The video is available on the Alliance
Entertainment website here.
Alliance Entertainment’s ASRS configuration includes AutoStore’s
latest generation B1™ robots combined with over 52,000 storage
bins, (each bin is configurable and can hold up to 8 unique SKUs
with a maximum weight of 66 lbs), covering 22,200 square feet of
the Company’s 873,000 square foot warehouse, enabling a pick rate
of 2,000 lines per hour across 7 picking ports and a putaway
throughput of 200 bins per hour.
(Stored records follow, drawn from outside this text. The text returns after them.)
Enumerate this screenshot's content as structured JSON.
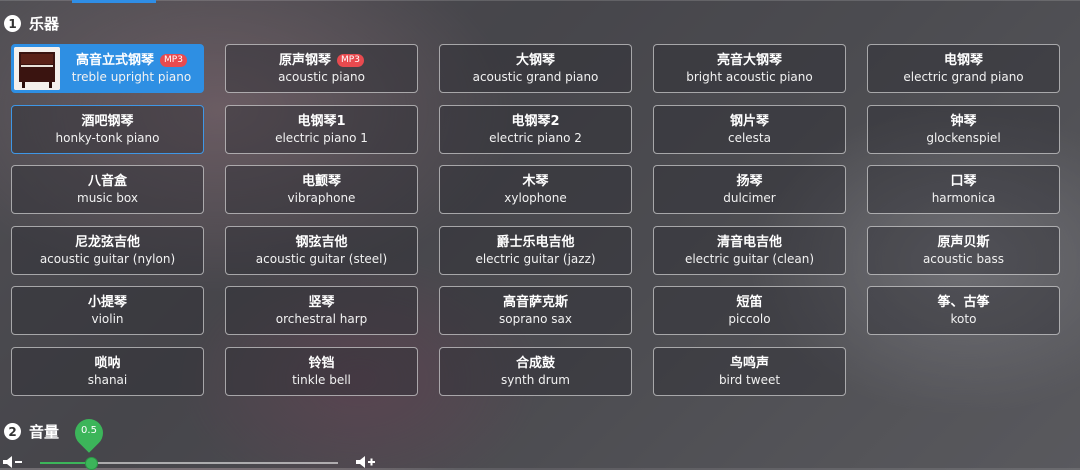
{
  "sections": {
    "instruments_number": "1",
    "instruments_title": "乐器",
    "volume_number": "2",
    "volume_title": "音量"
  },
  "instruments": [
    {
      "zh": "高音立式钢琴",
      "en": "treble upright piano",
      "badge": "MP3",
      "selected": true
    },
    {
      "zh": "原声钢琴",
      "en": "acoustic piano",
      "badge": "MP3"
    },
    {
      "zh": "大钢琴",
      "en": "acoustic grand piano"
    },
    {
      "zh": "亮音大钢琴",
      "en": "bright acoustic piano"
    },
    {
      "zh": "电钢琴",
      "en": "electric grand piano"
    },
    {
      "zh": "酒吧钢琴",
      "en": "honky-tonk piano",
      "hover": true
    },
    {
      "zh": "电钢琴1",
      "en": "electric piano 1"
    },
    {
      "zh": "电钢琴2",
      "en": "electric piano 2"
    },
    {
      "zh": "钢片琴",
      "en": "celesta"
    },
    {
      "zh": "钟琴",
      "en": "glockenspiel"
    },
    {
      "zh": "八音盒",
      "en": "music box"
    },
    {
      "zh": "电颤琴",
      "en": "vibraphone"
    },
    {
      "zh": "木琴",
      "en": "xylophone"
    },
    {
      "zh": "扬琴",
      "en": "dulcimer"
    },
    {
      "zh": "口琴",
      "en": "harmonica"
    },
    {
      "zh": "尼龙弦吉他",
      "en": "acoustic guitar (nylon)"
    },
    {
      "zh": "钢弦吉他",
      "en": "acoustic guitar (steel)"
    },
    {
      "zh": "爵士乐电吉他",
      "en": "electric guitar (jazz)"
    },
    {
      "zh": "清音电吉他",
      "en": "electric guitar (clean)"
    },
    {
      "zh": "原声贝斯",
      "en": "acoustic bass"
    },
    {
      "zh": "小提琴",
      "en": "violin"
    },
    {
      "zh": "竖琴",
      "en": "orchestral harp"
    },
    {
      "zh": "高音萨克斯",
      "en": "soprano sax"
    },
    {
      "zh": "短笛",
      "en": "piccolo"
    },
    {
      "zh": "筝、古筝",
      "en": "koto"
    },
    {
      "zh": "唢呐",
      "en": "shanai"
    },
    {
      "zh": "铃铛",
      "en": "tinkle bell"
    },
    {
      "zh": "合成鼓",
      "en": "synth drum"
    },
    {
      "zh": "鸟鸣声",
      "en": "bird tweet"
    }
  ],
  "volume": {
    "value_label": "0.5",
    "level": 0.17,
    "decrease_icon": "volume-down-icon",
    "increase_icon": "volume-up-icon"
  },
  "colors": {
    "accent": "#2e8fe3",
    "badge": "#e84a4f",
    "volume": "#3cb55a"
  }
}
For additional future capacity,
the ASRS has been designed to be able to add 2 additional
pick-ports as well as expand the number of Putaway ports from 4 to
8 without modifying the physical frame or stopping production.
Under the terms of the contract, Alliance Entertainment executed
a four-year lease for the ASRS. The AutoStore is calculated to have
a 3.5 year ROI, with the majority coming from labor savings, lower
training costs, reduced handling/sortation and creating capacity on
sortation for other product lines and ultimately speeding up the
delivery to customer.
“With our incredible growth in Vinyl shipments at our Kentucky
warehouse from 8.1 million units in 2019 to 16.3 million in 2021,
we needed a system that could reduce the distance walked to pick
product, to store in a more compact form, and reduce the amount of
labor needed to handle the product,” said Warwick Goldby, SVP of
Operations of Alliance Entertainment. “We now have over 3 million
units and 40,000 Vinyl Record titles in inventory, including both
Alliance inventory and AMPED distributed titles. In combination
with the growth of shipments, since the pandemic we recognized the
need to shift toward larger scale automation as warehouses have had
to adapt to the challenge of staffing and executing the workload
with limited resources in ever tightening delivery time frames.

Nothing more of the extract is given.